Rapid Multiplex Small DNA Sequencing on the MinION Nanopore Sequencing Platform

Abstract

Real-time sequencing of short DNA reads has a wide variety of clinical and research applications including screening for mutations, target sequences and aneuploidy. We recently demonstrated that MinION, a nanopore-based DNA sequencing device the size of a USB drive, could be used for short-read DNA sequencing. In this study, an ultra-rapid multiplex library preparation and sequencing method for the MinION is presented and applied to accurately test normal diploid and aneuploidy samples' genomic DNA in under three hours, including library preparation and sequencing. This novel method shows great promise as a clinical diagnostic test for applications requiring rapid short-read DNA sequencing.

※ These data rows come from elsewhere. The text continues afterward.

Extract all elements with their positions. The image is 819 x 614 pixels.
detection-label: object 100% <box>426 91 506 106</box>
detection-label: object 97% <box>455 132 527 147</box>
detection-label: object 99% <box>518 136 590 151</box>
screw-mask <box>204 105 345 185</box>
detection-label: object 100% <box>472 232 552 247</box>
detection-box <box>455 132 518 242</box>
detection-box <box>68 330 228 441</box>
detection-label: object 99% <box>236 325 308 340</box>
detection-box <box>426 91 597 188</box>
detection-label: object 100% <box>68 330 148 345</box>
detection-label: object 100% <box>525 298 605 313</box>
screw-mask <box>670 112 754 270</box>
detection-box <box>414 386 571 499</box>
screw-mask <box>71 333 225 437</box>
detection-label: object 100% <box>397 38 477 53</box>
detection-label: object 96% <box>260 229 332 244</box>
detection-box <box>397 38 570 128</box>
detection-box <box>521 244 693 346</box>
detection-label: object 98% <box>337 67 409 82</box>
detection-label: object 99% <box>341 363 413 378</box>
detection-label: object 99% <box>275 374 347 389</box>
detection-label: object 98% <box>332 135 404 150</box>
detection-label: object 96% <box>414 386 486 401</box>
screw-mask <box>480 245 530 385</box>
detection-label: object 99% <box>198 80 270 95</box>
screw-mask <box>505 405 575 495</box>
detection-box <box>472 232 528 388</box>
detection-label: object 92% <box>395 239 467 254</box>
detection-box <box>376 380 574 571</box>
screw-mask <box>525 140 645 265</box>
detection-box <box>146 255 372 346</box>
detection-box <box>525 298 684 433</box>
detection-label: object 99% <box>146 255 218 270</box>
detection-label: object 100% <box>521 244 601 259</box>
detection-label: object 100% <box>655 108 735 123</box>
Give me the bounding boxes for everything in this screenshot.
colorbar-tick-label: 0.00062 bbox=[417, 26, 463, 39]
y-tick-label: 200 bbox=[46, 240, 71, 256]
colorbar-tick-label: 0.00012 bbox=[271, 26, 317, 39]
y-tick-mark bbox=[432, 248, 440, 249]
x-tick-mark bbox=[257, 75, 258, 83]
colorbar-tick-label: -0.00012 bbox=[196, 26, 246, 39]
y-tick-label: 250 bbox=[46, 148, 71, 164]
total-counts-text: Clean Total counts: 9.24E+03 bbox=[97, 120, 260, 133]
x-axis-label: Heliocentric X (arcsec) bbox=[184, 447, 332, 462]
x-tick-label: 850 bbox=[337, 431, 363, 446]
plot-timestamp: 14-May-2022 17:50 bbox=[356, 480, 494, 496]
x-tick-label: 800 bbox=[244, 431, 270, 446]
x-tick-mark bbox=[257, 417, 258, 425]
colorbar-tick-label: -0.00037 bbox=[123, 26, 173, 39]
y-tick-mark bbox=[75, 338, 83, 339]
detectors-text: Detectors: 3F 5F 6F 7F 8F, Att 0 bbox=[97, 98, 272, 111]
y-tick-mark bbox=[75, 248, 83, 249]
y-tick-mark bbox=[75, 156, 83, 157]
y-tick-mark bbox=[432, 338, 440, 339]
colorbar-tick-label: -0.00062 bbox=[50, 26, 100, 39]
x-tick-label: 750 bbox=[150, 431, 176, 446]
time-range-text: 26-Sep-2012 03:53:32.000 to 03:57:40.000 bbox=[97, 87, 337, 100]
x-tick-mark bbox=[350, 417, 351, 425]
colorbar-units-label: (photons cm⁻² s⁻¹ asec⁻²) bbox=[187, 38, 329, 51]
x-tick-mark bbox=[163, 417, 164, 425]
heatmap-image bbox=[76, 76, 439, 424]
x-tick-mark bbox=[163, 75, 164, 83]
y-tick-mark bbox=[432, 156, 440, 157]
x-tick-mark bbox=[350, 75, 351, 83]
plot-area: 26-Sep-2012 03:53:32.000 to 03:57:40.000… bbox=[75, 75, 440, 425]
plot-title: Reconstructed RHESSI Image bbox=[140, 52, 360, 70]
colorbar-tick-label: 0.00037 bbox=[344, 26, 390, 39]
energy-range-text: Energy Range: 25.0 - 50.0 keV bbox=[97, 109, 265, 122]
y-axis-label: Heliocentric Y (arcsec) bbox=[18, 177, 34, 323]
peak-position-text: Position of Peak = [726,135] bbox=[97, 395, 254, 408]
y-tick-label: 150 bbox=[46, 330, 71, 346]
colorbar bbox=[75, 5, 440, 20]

Keywords: MinION nanopore sequencing; aneuploidy detection; multiplex; small DNA; ultra-fast.

Figure 1

Comparison of MinION library preparation workflows. 2D library is a previously reported workflow (wei and williams 2016); 1D multiplex library is manufacturer’s workflow using a native barcoding kit and a 1D genomic sequencing kit on the current MinION platform; Rapid 1D multiplex library is a new rapid barcoding MinION library preparation workflow reported in this study developed to sequence short reads (<1000 bp) on the current platform. The length of each bar indicates the time needed. The steps are color-coded (Yellow: fragmentation; Red: end preparation including end-repair and dA-tail; blue: size selection and purification; dark blue: MyOne C1 bead purification; purple: sequencing).

Figure 2

Optimization of MinION library preparation. A). Optimization of ligation condition for TA ligation and 6-bp sticky-end ligation. Condition 1. The manufacturer’s suggested condition; 2. the condition reported before (wei and williams 2016); 3-5. the conditions with addition of 6%, 9%, and 12% enhancer mix. Efficiencies of 6-bp ligation were estimated using a pair of adaptor MP1-6bp and ME-6bp carrying complementary 6-bp sticky ends. Efficiencies of TA ligation were estimated using a pair of adaptor MP1-T and ME-A carrying complementary 3′T and 3′A overhangs. B). Titration experiment of Native Barcode (NB) adapter. 6.5ng, 9.8ng, 13ng of NB adapters were added in to the 1-step ligation reaction which contains the same amount of dA-tailed DNA and MP1-6bp adapter. The expected final products with 2-end ligated to a barcode and MP1-6bp adapter were marked in bold. The products separated on gel were also illustrated in cartoons (MP1-6bp adapter: green; NB adapter: blue; dA-tailed DNA: purple). C). Optimization of end-repair/dA-tailling condition. Lane 1, the input 434bp control fragment; lane 2, manufacturer’s recommended protocol; lane 3. the optimized condition; lane 4. The optimized condition with supplementation of Bst 2.0 WarmStart Polymerase. The expected products with 2-end ligated to an adapter were marked in bold and the products separated on gel were also illustrated in cartoons (434bp dA-tailed DNA: purple; MP1-T adapter: dark green). D). Optimization of AMPure XP bead purification by changing the volume of bead. 100 ng 50bp ladder and 2 pmole 204bp control fragment were used as input, and subjected to onefold, 0.65-fold, 0.sixfold, 0.55-fold AMPure XP bead purification. The expected products are bands >500 bp, and it’s marked in bold E). Optimization of AMPure XP bead purification by adjusting the concentration of PEG in wash buffer. 100 ng 50bp ladder and 2 pmole 204bp control fragment were used as input, and subjected to 0.62-fold AMPure XP bead purification using wash buffer containing 10%, 9%, 8.5% and 8% PEG. The expected products are bands >500 bp, and it’s marked in bold. F). Optimization of tethering condition. Lane 1-5: 1µL BAM adapter with 0-4µL ELB buffer after 3min incubation at 37°C. The expected tethered BAM adapter was marked in bold. The products separated on gel were illustrated in cartoons (BAM adapter: gray; tether: pink-black).

Figure 3

MinION Run performance and assay results. A). The run performance of the rapid 1D barcoding MinION library preparation method. B). Illustation of MinION assay results for a normal male, normal female, trisomy 21 and a monosomy X. Normal and aneuploidy on each chromosome was indicated by color (Normal: black; Aneuploidy: red).